Die Harzer Bachforelle, ein wahres Juwel der heimischen Gewässer, sieht sich einer bedrohlichen Zukunft gegenüber. Der Klimawandel hat die Lebensräume dieser sensiblen Art stark beeinträchtigt. Schattige, kühle Bäche, die einst ein ideales Habitat für die Bachforelle boten, trocknen aus. Das Wasser wird wärmer und seine Qualität leidet – eine fatale Kombination. Niedersächsische Landesforsten schlagen Alarm und warnen vor dem drohenden Aussterben der letzten Bestände.
Doch es gibt Hoffnung! Der Verein SaBiKu hat eine Rettungsaktion ins Leben gerufen, die sich der Sicherung der genetischen Ressourcen der Bachforellen widmet. Das Ziel ist klar: Ein stabiler Laichfischstamm soll aufgebaut werden, um die Bestände in geeigneten Gewässern wieder aufzufrischen. Zu diesem Zweck wurden fünf Gewässer im Harz ausgewählt, darunter die Radau, der Dammgraben, das Kellwasser, die Sieber und die Oder. Diese Orte sind nun Schauplätze einer außergewöhnlichen Aktion: Elektrobefischungen, bei denen erfahrene Vereinsmitglieder und Fischökologen schonend erwachsene Bachforellen fangen.
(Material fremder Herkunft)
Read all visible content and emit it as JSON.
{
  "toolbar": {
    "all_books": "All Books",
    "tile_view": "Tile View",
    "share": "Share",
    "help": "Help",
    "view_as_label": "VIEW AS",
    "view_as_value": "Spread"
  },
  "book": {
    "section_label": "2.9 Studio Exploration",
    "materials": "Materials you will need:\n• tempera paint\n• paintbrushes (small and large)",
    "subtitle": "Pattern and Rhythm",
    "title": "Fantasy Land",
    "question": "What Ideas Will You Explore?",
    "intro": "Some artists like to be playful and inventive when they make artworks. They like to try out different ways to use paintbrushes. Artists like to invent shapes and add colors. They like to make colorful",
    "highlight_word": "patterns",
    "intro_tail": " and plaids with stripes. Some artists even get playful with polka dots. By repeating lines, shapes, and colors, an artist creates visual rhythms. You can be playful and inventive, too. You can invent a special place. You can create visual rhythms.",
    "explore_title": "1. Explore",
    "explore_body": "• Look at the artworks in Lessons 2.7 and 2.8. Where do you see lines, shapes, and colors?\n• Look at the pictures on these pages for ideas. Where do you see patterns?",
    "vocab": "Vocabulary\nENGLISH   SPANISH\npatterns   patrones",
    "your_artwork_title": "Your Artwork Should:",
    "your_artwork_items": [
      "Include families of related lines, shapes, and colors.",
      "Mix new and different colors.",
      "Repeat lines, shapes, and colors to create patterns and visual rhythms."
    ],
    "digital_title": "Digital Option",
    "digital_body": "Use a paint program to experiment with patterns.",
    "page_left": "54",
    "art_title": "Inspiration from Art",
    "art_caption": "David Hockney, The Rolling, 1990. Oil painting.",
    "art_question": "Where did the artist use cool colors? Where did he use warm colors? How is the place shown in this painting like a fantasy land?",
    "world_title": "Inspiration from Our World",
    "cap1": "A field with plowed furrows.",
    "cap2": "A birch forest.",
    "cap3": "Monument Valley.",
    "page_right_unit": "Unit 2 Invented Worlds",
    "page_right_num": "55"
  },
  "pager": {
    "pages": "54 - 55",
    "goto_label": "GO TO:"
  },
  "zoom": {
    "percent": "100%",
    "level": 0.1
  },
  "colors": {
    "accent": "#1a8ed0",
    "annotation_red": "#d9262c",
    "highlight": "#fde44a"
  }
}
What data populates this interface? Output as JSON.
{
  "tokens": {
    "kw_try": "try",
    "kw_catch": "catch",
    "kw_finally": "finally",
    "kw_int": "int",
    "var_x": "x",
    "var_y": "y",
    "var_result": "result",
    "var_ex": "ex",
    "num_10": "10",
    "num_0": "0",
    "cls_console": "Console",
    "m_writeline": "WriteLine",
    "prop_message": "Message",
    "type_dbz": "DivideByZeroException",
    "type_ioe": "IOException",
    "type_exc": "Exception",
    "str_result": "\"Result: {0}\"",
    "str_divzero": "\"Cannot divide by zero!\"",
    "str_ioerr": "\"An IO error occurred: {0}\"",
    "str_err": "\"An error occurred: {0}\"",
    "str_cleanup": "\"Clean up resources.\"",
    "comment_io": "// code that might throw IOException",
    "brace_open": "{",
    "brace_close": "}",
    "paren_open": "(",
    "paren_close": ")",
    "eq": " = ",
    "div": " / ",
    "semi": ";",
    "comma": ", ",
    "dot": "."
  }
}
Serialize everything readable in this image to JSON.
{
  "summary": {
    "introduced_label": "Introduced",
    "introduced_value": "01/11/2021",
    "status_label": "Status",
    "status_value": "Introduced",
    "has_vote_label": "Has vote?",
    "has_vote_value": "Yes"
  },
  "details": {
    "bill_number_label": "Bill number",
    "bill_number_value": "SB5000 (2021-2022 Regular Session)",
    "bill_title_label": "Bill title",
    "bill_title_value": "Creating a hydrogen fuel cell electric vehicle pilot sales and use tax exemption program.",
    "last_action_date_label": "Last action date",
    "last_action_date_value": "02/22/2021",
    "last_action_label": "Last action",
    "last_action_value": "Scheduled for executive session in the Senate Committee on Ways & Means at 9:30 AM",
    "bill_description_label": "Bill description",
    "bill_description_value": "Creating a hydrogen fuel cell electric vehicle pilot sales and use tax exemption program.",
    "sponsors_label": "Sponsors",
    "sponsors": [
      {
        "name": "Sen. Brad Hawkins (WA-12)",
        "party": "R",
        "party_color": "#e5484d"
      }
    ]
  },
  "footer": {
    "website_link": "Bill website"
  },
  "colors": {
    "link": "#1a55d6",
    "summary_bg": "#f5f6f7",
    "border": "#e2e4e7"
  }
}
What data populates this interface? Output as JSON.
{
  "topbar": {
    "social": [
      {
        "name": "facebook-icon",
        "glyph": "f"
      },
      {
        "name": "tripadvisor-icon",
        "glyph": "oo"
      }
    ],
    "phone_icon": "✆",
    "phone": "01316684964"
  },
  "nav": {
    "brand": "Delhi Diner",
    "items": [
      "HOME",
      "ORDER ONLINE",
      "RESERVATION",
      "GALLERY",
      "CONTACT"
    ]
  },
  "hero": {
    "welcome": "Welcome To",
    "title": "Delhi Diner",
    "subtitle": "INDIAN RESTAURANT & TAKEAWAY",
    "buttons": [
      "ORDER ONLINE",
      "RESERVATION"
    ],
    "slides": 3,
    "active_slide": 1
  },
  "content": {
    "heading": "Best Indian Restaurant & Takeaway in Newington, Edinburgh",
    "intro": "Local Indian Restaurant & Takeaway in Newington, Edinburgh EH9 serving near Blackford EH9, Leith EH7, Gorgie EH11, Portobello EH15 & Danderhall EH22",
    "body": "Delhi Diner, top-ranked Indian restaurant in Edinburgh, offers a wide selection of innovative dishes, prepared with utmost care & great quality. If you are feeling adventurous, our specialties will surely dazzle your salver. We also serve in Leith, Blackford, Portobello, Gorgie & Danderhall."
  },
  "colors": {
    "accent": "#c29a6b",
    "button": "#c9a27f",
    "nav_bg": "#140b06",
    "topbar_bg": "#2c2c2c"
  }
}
Die Rettungsaktion im Detail
Aber wie funktioniert das Ganze konkret? Nun, die gefangenen Weibchen werden in Wannen kurzzeitig gehältert und bei Laichreife abgestriffen. Durch sanften Druck auf die Bauchhöhle geben die weiblichen Fische ihre Eier ab – so wird der Rogen vor Ort befruchtet. Hierbei kommt der Vorteil ins Spiel, dass die Bachforellen nicht transportiert werden müssen und schnell wieder in ihre Gewässer zurückgesetzt werden können. Eine ziemlich clevere Lösung, wenn man bedenkt, dass die Zeit drängt. Die Abflüsse in den Harzbächen sind hoch, und laichbereite Weibchen zu finden, gestaltet sich als echte Herausforderung. Zudem ist das Zeitfenster für das Abspritzen des Rogens oft sehr kurz.
Die Bachforellen haben sich über die Jahre an die speziellen Bedingungen der Bäche angepasst und bilden standorttypische Lokalpopulationen. Es ist bemerkenswert, dass diese Fische, die als die häufigste Art im Nationalpark Harz gelten, langsam wachsen und erst bei geringen Größen Geschlechtsreife erreichen. Das macht es umso wichtiger, dass der Rogen aus mehreren Tieren befruchtet wird, um Inzucht zu vermeiden und die genetische Vielfalt zu sichern. Glücklicherweise können die befruchteten Eier in der Fischzuchtanlage Relliehausen der Georg-August-Universität Göttingen erfolgreich erbrütet werden. Einige der erbrüteten Fische wurden bereits im Lange Teich im Forstamt Clausthal ausgesetzt, einem Gewässer, das zuvor trocken lag und fischfrei war.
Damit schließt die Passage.